Quelle est d'ailleurs l'Europe fédérale que souhaite madame Parisot ? Il ne s'agit évidemment ni d'une Europe fondée sur une culture qui serait commune ou, plutôt, dominante (il est difficile de définir véritablement une « culture commune » entre des nations, des peuples, des histoires aussi diverses que celles du continent européen), ni d'une Europe-puissance à la sauce gaullienne, éminemment politique, indépendante et souveraine face aux empires extérieurs...

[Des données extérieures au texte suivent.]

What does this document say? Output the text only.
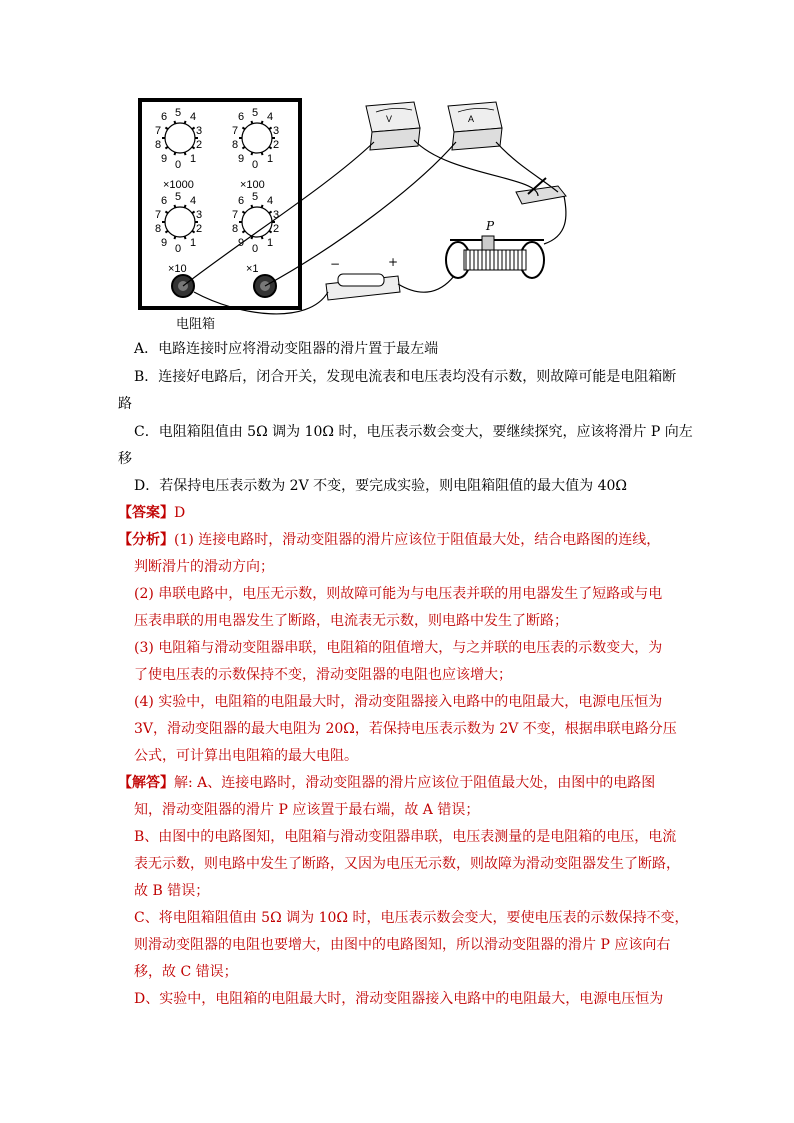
6 5 4
7	3
8	2
9 0 1
6 5 4
7	3
8	2
9 0 1
6 5 4
7	3
8	2
9 0 1
6 5 4
7	3
8	2
9 0 1
×1000	×100
×10	×1
电阻箱
V	A
−	+
P
A．电路连接时应将滑动变阻器的滑片置于最左端
B．连接好电路后，闭合开关，发现电流表和电压表均没有示数，则故障可能是电阻箱断
路
C．电阻箱阻值由 5Ω 调为 10Ω 时，电压表示数会变大，要继续探究，应该将滑片 P 向左
移
D．若保持电压表示数为 2V 不变，要完成实验，则电阻箱阻值的最大值为 40Ω
【答案】D
【分析】(1) 连接电路时，滑动变阻器的滑片应该位于阻值最大处，结合电路图的连线，
判断滑片的滑动方向；
(2) 串联电路中，电压无示数，则故障可能为与电压表并联的用电器发生了短路或与电
压表串联的用电器发生了断路，电流表无示数，则电路中发生了断路；
(3) 电阻箱与滑动变阻器串联，电阻箱的阻值增大，与之并联的电压表的示数变大，为
了使电压表的示数保持不变，滑动变阻器的电阻也应该增大；
(4) 实验中，电阻箱的电阻最大时，滑动变阻器接入电路中的电阻最大，电源电压恒为
3V，滑动变阻器的最大电阻为 20Ω，若保持电压表示数为 2V 不变，根据串联电路分压
公式，可计算出电阻箱的最大电阻。
【解答】解: A、连接电路时，滑动变阻器的滑片应该位于阻值最大处，由图中的电路图
知，滑动变阻器的滑片 P 应该置于最右端，故 A 错误；
B、由图中的电路图知，电阻箱与滑动变阻器串联，电压表测量的是电阻箱的电压，电流
表无示数，则电路中发生了断路，又因为电压无示数，则故障为滑动变阻器发生了断路，
故 B 错误；
C、将电阻箱阻值由 5Ω 调为 10Ω 时，电压表示数会变大，要使电压表的示数保持不变，
则滑动变阻器的电阻也要增大，由图中的电路图知，所以滑动变阻器的滑片 P 应该向右
移，故 C 错误；
D、实验中，电阻箱的电阻最大时，滑动变阻器接入电路中的电阻最大，电源电压恒为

L'Europe fédérale que veut la patronne des patrons est une Europe d'abord « patronale », c'est-à-dire au service de ses entreprises et d'une certaine idée de l'économie, bien loin de « l'esprit de Philadelphie » ou de la notion de « partage » chère aux chrétiens et rappelée récemment encore par le pape Benoït XVI dans l'encyclique « Caritas in veritate » . Je ne suis pas de ceux qui voient dans les patrons des sortes de diables avides de la sueur et du sang des ouvriers pour remplir leurs caisses, mais il faut bien reconnaître qu'une part non négligeable du grand patronat actuel ne réfléchit qu'en termes de coûts et de profits, ces dirigeants d'entreprises étant souvent prisonniers (victimes consentantes ?) et acteurs tout à la fois d'une logique actionnariale qui, par principe, repose sur l'idée de « gagner plus » sans se soucier des moyens employés à cette fin...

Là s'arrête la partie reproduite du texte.